A. If you’ve got objects, you want an object-oriented programming language. If you’ve got relational tables, you want SQL. If you’ve got XML, you want an XML programming language. You could mix and match and, for instance, use Java to program a relational database. But you would write a lot more code, it’s a lot more complicated, and you end up fighting the data you’re working with. For data integration, XQuery also has a unique advantage. Usually, you have to learn a new [application programming interface] for every different data source you work with. Then you have to do a lot of programming to integrate the data and bring it together. XQuery gets rid of all that. It lets you query everything as if it were XML and create an XML result. You don’t have all of those APIs cluttering everything up.

Q. What are some real-world implications of that? Could you enable more powerful searching of the Web, more powerful than Google today, for instance?

A. There is a full-text search standard for XQuery, but most XQuery implementations now are not about full-text search. I think of XQuery more in terms of when you have a bunch of disparate data sources in your enterprise — some databases, some configuration files, some programs — and you want to integrate all that data for Web services or Web sites.

Q. So XQuery might let you eventually sidestep some of the current data integration, data cleansing or master data management products out there today?

A. Yes, absolutely. People are taking procedural and pipeline approaches to getting data together. That involves a bunch of middleware or Web services interfaces. A simple declarative query is what you’d really like. You can bypass many steps, save on massive amounts of code and avoid potential mistakes.

Q. Is XQuery suitable for real-time data integration?

A. That absolutely depends on your implementation, but yes. To solve such a problem today, you might be using a hodgepodge of things, like JDBC, SQL and some XML API like DOM, with all of this procedural code in between. Because you’re talking to multiple systems and using procedural code, you can’t optimize this.

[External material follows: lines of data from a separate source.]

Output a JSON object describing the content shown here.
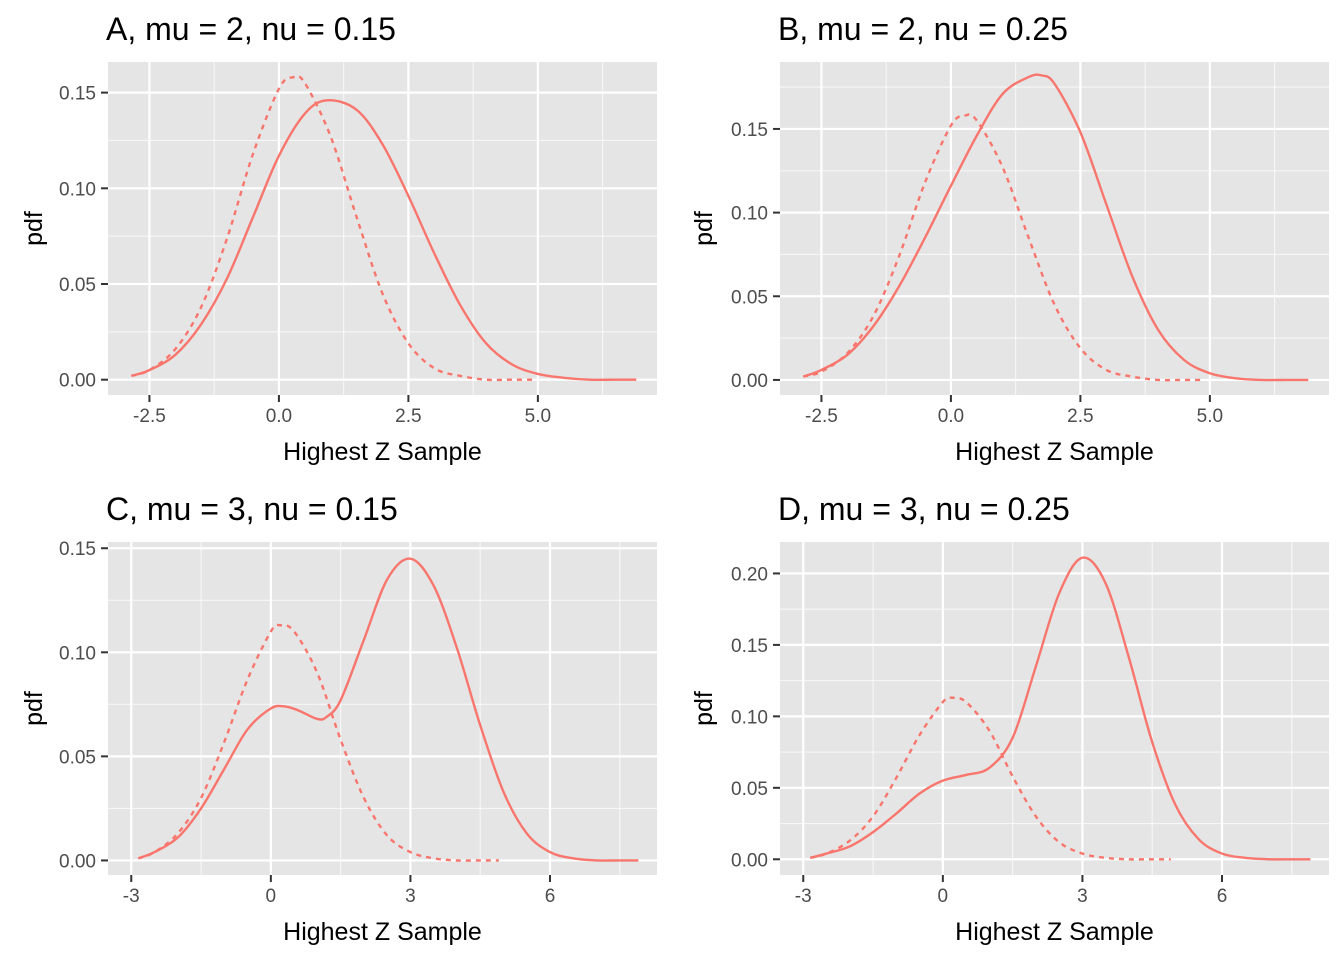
{
  "colors": {
    "line": "#f8766d",
    "panel_bg": "#e5e5e5",
    "grid": "#ffffff",
    "tick": "#333333",
    "tick_label": "#4d4d4d",
    "text": "#000000"
  },
  "chart_data": [
    {
      "panel": "A",
      "type": "line",
      "title": "A, mu = 2, nu = 0.15",
      "xlabel": "Highest Z Sample",
      "ylabel": "pdf",
      "xlim": [
        -3.3,
        7.3
      ],
      "ylim": [
        -0.008,
        0.166
      ],
      "xticks": [
        -2.5,
        0.0,
        2.5,
        5.0
      ],
      "xtick_labels": [
        "-2.5",
        "0.0",
        "2.5",
        "5.0"
      ],
      "yticks": [
        0.0,
        0.05,
        0.1,
        0.15
      ],
      "ytick_labels": [
        "0.00",
        "0.05",
        "0.10",
        "0.15"
      ],
      "grid": true,
      "series": [
        {
          "linestyle": "solid",
          "color": "#f8766d",
          "x": [
            -2.85,
            -2.5,
            -2.0,
            -1.5,
            -1.0,
            -0.5,
            0.0,
            0.5,
            0.93,
            1.5,
            2.0,
            2.5,
            3.0,
            3.5,
            4.0,
            4.5,
            5.0,
            5.5,
            6.0,
            6.5,
            6.9
          ],
          "y": [
            0.002,
            0.005,
            0.013,
            0.029,
            0.053,
            0.085,
            0.117,
            0.139,
            0.146,
            0.141,
            0.123,
            0.096,
            0.066,
            0.039,
            0.019,
            0.008,
            0.003,
            0.001,
            0.0,
            0.0,
            0.0
          ]
        },
        {
          "linestyle": "dashed",
          "color": "#f8766d",
          "x": [
            -2.85,
            -2.5,
            -2.0,
            -1.5,
            -1.0,
            -0.5,
            0.0,
            0.27,
            0.5,
            1.0,
            1.5,
            2.0,
            2.5,
            3.0,
            3.5,
            4.0,
            4.5,
            4.9
          ],
          "y": [
            0.002,
            0.005,
            0.016,
            0.038,
            0.074,
            0.118,
            0.152,
            0.158,
            0.155,
            0.127,
            0.085,
            0.045,
            0.019,
            0.006,
            0.002,
            0.0,
            0.0,
            0.0
          ]
        }
      ]
    },
    {
      "panel": "B",
      "type": "line",
      "title": "B, mu = 2, nu = 0.25",
      "xlabel": "Highest Z Sample",
      "ylabel": "pdf",
      "xlim": [
        -3.3,
        7.3
      ],
      "ylim": [
        -0.009,
        0.19
      ],
      "xticks": [
        -2.5,
        0.0,
        2.5,
        5.0
      ],
      "xtick_labels": [
        "-2.5",
        "0.0",
        "2.5",
        "5.0"
      ],
      "yticks": [
        0.0,
        0.05,
        0.1,
        0.15
      ],
      "ytick_labels": [
        "0.00",
        "0.05",
        "0.10",
        "0.15"
      ],
      "grid": true,
      "series": [
        {
          "linestyle": "solid",
          "color": "#f8766d",
          "x": [
            -2.85,
            -2.5,
            -2.0,
            -1.5,
            -1.0,
            -0.5,
            0.0,
            0.5,
            1.0,
            1.5,
            1.75,
            2.0,
            2.5,
            3.0,
            3.5,
            4.0,
            4.5,
            5.0,
            5.5,
            6.0,
            6.5,
            6.9
          ],
          "y": [
            0.002,
            0.006,
            0.015,
            0.032,
            0.056,
            0.085,
            0.116,
            0.146,
            0.171,
            0.181,
            0.182,
            0.177,
            0.148,
            0.105,
            0.062,
            0.03,
            0.012,
            0.004,
            0.001,
            0.0,
            0.0,
            0.0
          ]
        },
        {
          "linestyle": "dashed",
          "color": "#f8766d",
          "x": [
            -2.85,
            -2.5,
            -2.0,
            -1.5,
            -1.0,
            -0.5,
            0.0,
            0.27,
            0.5,
            1.0,
            1.5,
            2.0,
            2.5,
            3.0,
            3.5,
            4.0,
            4.5,
            4.9
          ],
          "y": [
            0.002,
            0.005,
            0.016,
            0.038,
            0.074,
            0.118,
            0.152,
            0.158,
            0.155,
            0.127,
            0.085,
            0.045,
            0.019,
            0.006,
            0.002,
            0.0,
            0.0,
            0.0
          ]
        }
      ]
    },
    {
      "panel": "C",
      "type": "line",
      "title": "C, mu = 3, nu = 0.15",
      "xlabel": "Highest Z Sample",
      "ylabel": "pdf",
      "xlim": [
        -3.5,
        8.3
      ],
      "ylim": [
        -0.007,
        0.153
      ],
      "xticks": [
        -3,
        0,
        3,
        6
      ],
      "xtick_labels": [
        "-3",
        "0",
        "3",
        "6"
      ],
      "yticks": [
        0.0,
        0.05,
        0.1,
        0.15
      ],
      "ytick_labels": [
        "0.00",
        "0.05",
        "0.10",
        "0.15"
      ],
      "grid": true,
      "series": [
        {
          "linestyle": "solid",
          "color": "#f8766d",
          "x": [
            -2.85,
            -2.5,
            -2.0,
            -1.5,
            -1.0,
            -0.5,
            0.0,
            0.3,
            0.6,
            1.0,
            1.2,
            1.5,
            2.0,
            2.5,
            3.0,
            3.5,
            4.0,
            4.5,
            5.0,
            5.5,
            6.0,
            6.5,
            7.0,
            7.5,
            7.9
          ],
          "y": [
            0.001,
            0.004,
            0.011,
            0.025,
            0.044,
            0.063,
            0.073,
            0.074,
            0.072,
            0.068,
            0.069,
            0.077,
            0.106,
            0.135,
            0.145,
            0.132,
            0.102,
            0.065,
            0.033,
            0.013,
            0.004,
            0.001,
            0.0,
            0.0,
            0.0
          ]
        },
        {
          "linestyle": "dashed",
          "color": "#f8766d",
          "x": [
            -2.85,
            -2.5,
            -2.0,
            -1.5,
            -1.0,
            -0.5,
            0.0,
            0.2,
            0.5,
            1.0,
            1.5,
            2.0,
            2.5,
            3.0,
            3.5,
            4.0,
            4.5,
            4.9
          ],
          "y": [
            0.001,
            0.004,
            0.013,
            0.03,
            0.057,
            0.087,
            0.11,
            0.113,
            0.11,
            0.09,
            0.058,
            0.03,
            0.012,
            0.004,
            0.001,
            0.0,
            0.0,
            0.0
          ]
        }
      ]
    },
    {
      "panel": "D",
      "type": "line",
      "title": "D, mu = 3, nu = 0.25",
      "xlabel": "Highest Z Sample",
      "ylabel": "pdf",
      "xlim": [
        -3.5,
        8.3
      ],
      "ylim": [
        -0.011,
        0.222
      ],
      "xticks": [
        -3,
        0,
        3,
        6
      ],
      "xtick_labels": [
        "-3",
        "0",
        "3",
        "6"
      ],
      "yticks": [
        0.0,
        0.05,
        0.1,
        0.15,
        0.2
      ],
      "ytick_labels": [
        "0.00",
        "0.05",
        "0.10",
        "0.15",
        "0.20"
      ],
      "grid": true,
      "series": [
        {
          "linestyle": "solid",
          "color": "#f8766d",
          "x": [
            -2.85,
            -2.5,
            -2.0,
            -1.5,
            -1.0,
            -0.5,
            0.0,
            0.5,
            1.0,
            1.5,
            2.0,
            2.5,
            3.0,
            3.5,
            4.0,
            4.5,
            5.0,
            5.5,
            6.0,
            6.5,
            7.0,
            7.5,
            7.9
          ],
          "y": [
            0.001,
            0.004,
            0.009,
            0.019,
            0.032,
            0.046,
            0.055,
            0.059,
            0.064,
            0.085,
            0.135,
            0.186,
            0.211,
            0.193,
            0.141,
            0.082,
            0.038,
            0.014,
            0.004,
            0.001,
            0.0,
            0.0,
            0.0
          ]
        },
        {
          "linestyle": "dashed",
          "color": "#f8766d",
          "x": [
            -2.85,
            -2.5,
            -2.0,
            -1.5,
            -1.0,
            -0.5,
            0.0,
            0.2,
            0.5,
            1.0,
            1.5,
            2.0,
            2.5,
            3.0,
            3.5,
            4.0,
            4.5,
            4.9
          ],
          "y": [
            0.001,
            0.004,
            0.013,
            0.03,
            0.057,
            0.087,
            0.11,
            0.113,
            0.11,
            0.09,
            0.058,
            0.03,
            0.012,
            0.004,
            0.001,
            0.0,
            0.0,
            0.0
          ]
        }
      ]
    }
  ]
}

But XQuery is declarative, meaning a good system can take that stuff and optimize it against different data sources in ways you wouldn’t think to. One company that uses our [DataDirect] XQuery product has salespeople go out to sell an HR outsourcing service. They have an Oracle database with information on their customers, along with Salesforce.com. The sales rep tells the customer they can do their HR cheaper than their in-house guys, so he performs this query, gets the data from different data sources and then creates a PDF document with the information, which is basically their sales offer.

Q. Let’s say you’ve already got an electronic data interchange system. Wouldn’t you rather just keep data in that format and forego XML and XQuery?

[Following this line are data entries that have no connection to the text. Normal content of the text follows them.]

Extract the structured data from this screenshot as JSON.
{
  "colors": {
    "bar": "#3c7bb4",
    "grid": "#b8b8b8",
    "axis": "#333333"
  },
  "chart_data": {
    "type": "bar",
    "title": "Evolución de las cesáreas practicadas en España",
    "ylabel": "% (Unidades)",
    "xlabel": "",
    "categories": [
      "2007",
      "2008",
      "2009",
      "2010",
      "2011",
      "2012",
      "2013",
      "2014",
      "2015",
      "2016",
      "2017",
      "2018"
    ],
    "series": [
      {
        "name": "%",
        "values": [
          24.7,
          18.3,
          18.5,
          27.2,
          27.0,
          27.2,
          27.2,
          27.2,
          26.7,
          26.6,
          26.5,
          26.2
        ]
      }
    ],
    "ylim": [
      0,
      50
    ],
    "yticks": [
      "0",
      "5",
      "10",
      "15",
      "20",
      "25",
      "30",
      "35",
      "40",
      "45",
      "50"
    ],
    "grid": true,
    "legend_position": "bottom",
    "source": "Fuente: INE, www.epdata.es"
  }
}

A. If your system is using only one kind of data format and doesn’t need XML, there’s not a lot of advantage to bringing in XQuery. The best example is a relational table. If you’re querying it in order to create tables, then there’s no need for XQuery. But if you’re querying it to create XML, XQuery will save you a lot of effort.

Q. So XML and XQuery don’t make relational databases and SQL redundant?

A. Relational databases are certainly here to stay. It’s an established technology, and things that are so useful rarely die. But all relational databases are becoming compound databases. Because if you are doing Web services, Web sites, Web publishing, XML is the format in which your data moves around.

Q. Still, are relational vendors feeling at all threatened by XML and XQuery?

A. Oracle, Microsoft and IBM have all invested heavily in XQuery. IBM is seeing this as a major competitive thing. You also see it in application server environments like BEA. There are 40-odd implementations of XQuery now, and I’d say a good dozen or so are serious at this point. I think you can’t go to a relational database conference without hearing about XQuery. If you look at all of the things you want to do to establish mindshare, XQuery can check off all the boxes.

Q. Is XQuery hard to learn than other XML languages, such as XSLT or XPath? Is XQuery better?

A. If you know XPath or SQL, that is helpful. I teach tutorials where, in the course of one day, people can get pretty dangerous with XQuery.